De regering is van mening dat verlofmogelijkheden om het combineren van arbeid en zorg te vergemakkelijken behoren tot de verantwoordelijkheid van individuele werkgevers, werknemers, sociale partners en de overheid. De regering maakt daarbij de afweging: is er reden voor een door de overheid geboden basis of kan één en ander worden overgelaten aan zelfregulering door sociale partners of individuele werkgevers en werknemers? Op basis van deze afweging is er voor verschillende verlofmogelijkheden een andere mix van overheids- en zelfregulering ontstaan. Zo acht de regering normering noodzakelijk ter bescherming van de gezondheid van de werknemer (zwangerschap en bevalling). Normering door de overheid wordt op andere punten ingegeven door maatschappelijke wenselijkheid. De regering acht het bijvoorbeeld wenselijk dat er naast een betaalde baan ruimte is voor zelf zorgen, Dat kan bijvoorbeeld zijn om een werknemer gelegenheid te bieden een zelf voor zijn (adoptief) kind te zorgen (ouderschaps- en adoptieverlof) of om een hulpbehoevende naaste (kind, maar ook partner en ouder) te kunnen verzorgen als dat noodzakelijk is en geen uitstel kan lijden (kortdurend of langdurend zorgverlof). Voor een aantal regelingen geldt dat er ruimte is voor afwijking van wettelijke voorschriften door CAO-partijen dan wel indien geen CAO van toepassing is of terzake geen bepaling bevat door de ondernemingsraad of bij het ontbreken daarvan door de personeelsvertegenwoordiging. Voor alle regelingen geldt dat ze in het arbeidsvoorwaardenoverleg kunnen worden aangevuld.

3. Noodzaak

De leden van de PvdA-fractie stelden een vraag over de verwachting van het gebruik van de regeling voor langdurend zorgverlof voor 2004 en 2005.

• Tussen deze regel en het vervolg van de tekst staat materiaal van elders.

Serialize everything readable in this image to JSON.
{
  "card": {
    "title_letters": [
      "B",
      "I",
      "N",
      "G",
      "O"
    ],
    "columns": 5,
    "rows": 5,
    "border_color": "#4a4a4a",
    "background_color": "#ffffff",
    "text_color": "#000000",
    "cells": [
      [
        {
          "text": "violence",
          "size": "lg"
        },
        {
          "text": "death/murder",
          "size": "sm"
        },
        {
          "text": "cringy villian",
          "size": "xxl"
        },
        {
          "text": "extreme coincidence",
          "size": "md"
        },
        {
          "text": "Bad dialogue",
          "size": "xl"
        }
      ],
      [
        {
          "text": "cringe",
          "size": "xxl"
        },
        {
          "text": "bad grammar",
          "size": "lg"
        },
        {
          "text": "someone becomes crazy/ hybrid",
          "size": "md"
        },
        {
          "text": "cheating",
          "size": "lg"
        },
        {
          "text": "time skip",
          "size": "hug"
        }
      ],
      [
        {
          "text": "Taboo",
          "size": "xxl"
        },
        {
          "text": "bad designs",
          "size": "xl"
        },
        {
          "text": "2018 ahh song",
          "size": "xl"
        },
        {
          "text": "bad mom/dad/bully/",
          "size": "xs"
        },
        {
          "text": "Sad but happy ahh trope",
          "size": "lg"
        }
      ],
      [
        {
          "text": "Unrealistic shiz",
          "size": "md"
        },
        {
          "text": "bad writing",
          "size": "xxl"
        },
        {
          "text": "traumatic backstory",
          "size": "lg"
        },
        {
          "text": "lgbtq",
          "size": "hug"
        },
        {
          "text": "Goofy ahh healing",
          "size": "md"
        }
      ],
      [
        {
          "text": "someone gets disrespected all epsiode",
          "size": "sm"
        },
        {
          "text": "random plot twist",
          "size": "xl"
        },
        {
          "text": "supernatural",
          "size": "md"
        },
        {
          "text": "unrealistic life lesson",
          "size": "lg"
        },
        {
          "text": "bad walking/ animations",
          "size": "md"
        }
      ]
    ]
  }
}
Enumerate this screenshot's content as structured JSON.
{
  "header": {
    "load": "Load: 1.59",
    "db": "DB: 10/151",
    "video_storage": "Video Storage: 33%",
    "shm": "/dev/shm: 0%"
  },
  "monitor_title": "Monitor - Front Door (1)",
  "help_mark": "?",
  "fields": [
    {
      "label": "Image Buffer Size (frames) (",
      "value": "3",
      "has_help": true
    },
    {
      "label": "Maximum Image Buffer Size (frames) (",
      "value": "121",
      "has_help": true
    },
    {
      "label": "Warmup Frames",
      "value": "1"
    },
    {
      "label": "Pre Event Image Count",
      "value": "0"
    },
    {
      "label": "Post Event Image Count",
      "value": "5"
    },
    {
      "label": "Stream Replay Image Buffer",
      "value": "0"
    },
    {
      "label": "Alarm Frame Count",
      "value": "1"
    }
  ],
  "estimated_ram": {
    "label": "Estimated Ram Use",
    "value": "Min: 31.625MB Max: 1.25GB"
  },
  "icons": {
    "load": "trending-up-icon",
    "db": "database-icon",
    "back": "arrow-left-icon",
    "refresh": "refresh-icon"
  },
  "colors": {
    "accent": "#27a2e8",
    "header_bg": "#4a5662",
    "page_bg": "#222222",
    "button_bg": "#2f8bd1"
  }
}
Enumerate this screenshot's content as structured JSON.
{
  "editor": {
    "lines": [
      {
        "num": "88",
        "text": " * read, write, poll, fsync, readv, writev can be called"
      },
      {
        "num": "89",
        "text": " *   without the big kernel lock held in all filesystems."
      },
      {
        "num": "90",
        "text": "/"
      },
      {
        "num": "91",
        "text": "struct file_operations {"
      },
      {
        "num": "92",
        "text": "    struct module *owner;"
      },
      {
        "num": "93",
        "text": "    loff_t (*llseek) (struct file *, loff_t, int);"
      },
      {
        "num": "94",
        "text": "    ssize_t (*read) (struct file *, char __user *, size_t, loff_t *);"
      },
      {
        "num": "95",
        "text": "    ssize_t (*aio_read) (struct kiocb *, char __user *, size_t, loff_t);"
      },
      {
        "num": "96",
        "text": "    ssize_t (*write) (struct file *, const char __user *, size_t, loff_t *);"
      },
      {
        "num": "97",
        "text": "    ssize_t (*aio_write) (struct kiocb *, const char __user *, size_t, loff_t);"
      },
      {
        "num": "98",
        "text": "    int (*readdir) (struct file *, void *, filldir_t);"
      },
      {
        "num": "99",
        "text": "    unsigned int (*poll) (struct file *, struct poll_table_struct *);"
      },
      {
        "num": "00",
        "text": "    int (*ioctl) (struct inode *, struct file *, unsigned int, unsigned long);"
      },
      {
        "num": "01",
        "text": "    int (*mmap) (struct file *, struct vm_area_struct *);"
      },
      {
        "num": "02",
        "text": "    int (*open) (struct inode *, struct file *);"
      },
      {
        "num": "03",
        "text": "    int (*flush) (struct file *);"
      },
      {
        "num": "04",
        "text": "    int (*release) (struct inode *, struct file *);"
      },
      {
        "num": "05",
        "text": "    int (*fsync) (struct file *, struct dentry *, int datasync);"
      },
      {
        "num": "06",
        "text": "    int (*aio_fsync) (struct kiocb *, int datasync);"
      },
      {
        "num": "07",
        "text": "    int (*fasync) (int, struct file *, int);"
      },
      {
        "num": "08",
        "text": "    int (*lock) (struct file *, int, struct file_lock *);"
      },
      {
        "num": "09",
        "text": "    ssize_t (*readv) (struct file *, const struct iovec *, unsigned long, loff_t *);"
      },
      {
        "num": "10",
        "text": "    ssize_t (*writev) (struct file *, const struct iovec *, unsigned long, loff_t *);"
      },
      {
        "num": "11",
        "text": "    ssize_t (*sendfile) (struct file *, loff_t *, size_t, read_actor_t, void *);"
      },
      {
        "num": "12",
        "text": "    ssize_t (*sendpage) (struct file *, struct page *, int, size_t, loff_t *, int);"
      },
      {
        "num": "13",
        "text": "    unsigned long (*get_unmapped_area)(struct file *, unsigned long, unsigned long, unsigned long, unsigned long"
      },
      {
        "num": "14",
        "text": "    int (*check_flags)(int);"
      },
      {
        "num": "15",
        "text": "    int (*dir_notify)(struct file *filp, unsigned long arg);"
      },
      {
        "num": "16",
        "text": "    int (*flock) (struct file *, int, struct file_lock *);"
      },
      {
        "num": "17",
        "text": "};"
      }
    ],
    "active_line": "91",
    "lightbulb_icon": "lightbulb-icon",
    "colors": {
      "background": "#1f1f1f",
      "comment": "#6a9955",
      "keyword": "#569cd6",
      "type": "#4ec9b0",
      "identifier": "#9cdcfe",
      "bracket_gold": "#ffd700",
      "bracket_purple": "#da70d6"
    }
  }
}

De verwachting is dat de regeling een toenemend gebruik zal kennen. De raming is gebaseerd op invoering van de wet in 2003. Indien de wet op 1 januari 2004 wordt ingevoerd zullen in 2004 circa 9.000 werknemers gebruik maken van het recht op langdurend zorgverlof, oplopend tot 18.000 in 2005, 29.000 in 2006 en 33.000 structureel vanaf 2007.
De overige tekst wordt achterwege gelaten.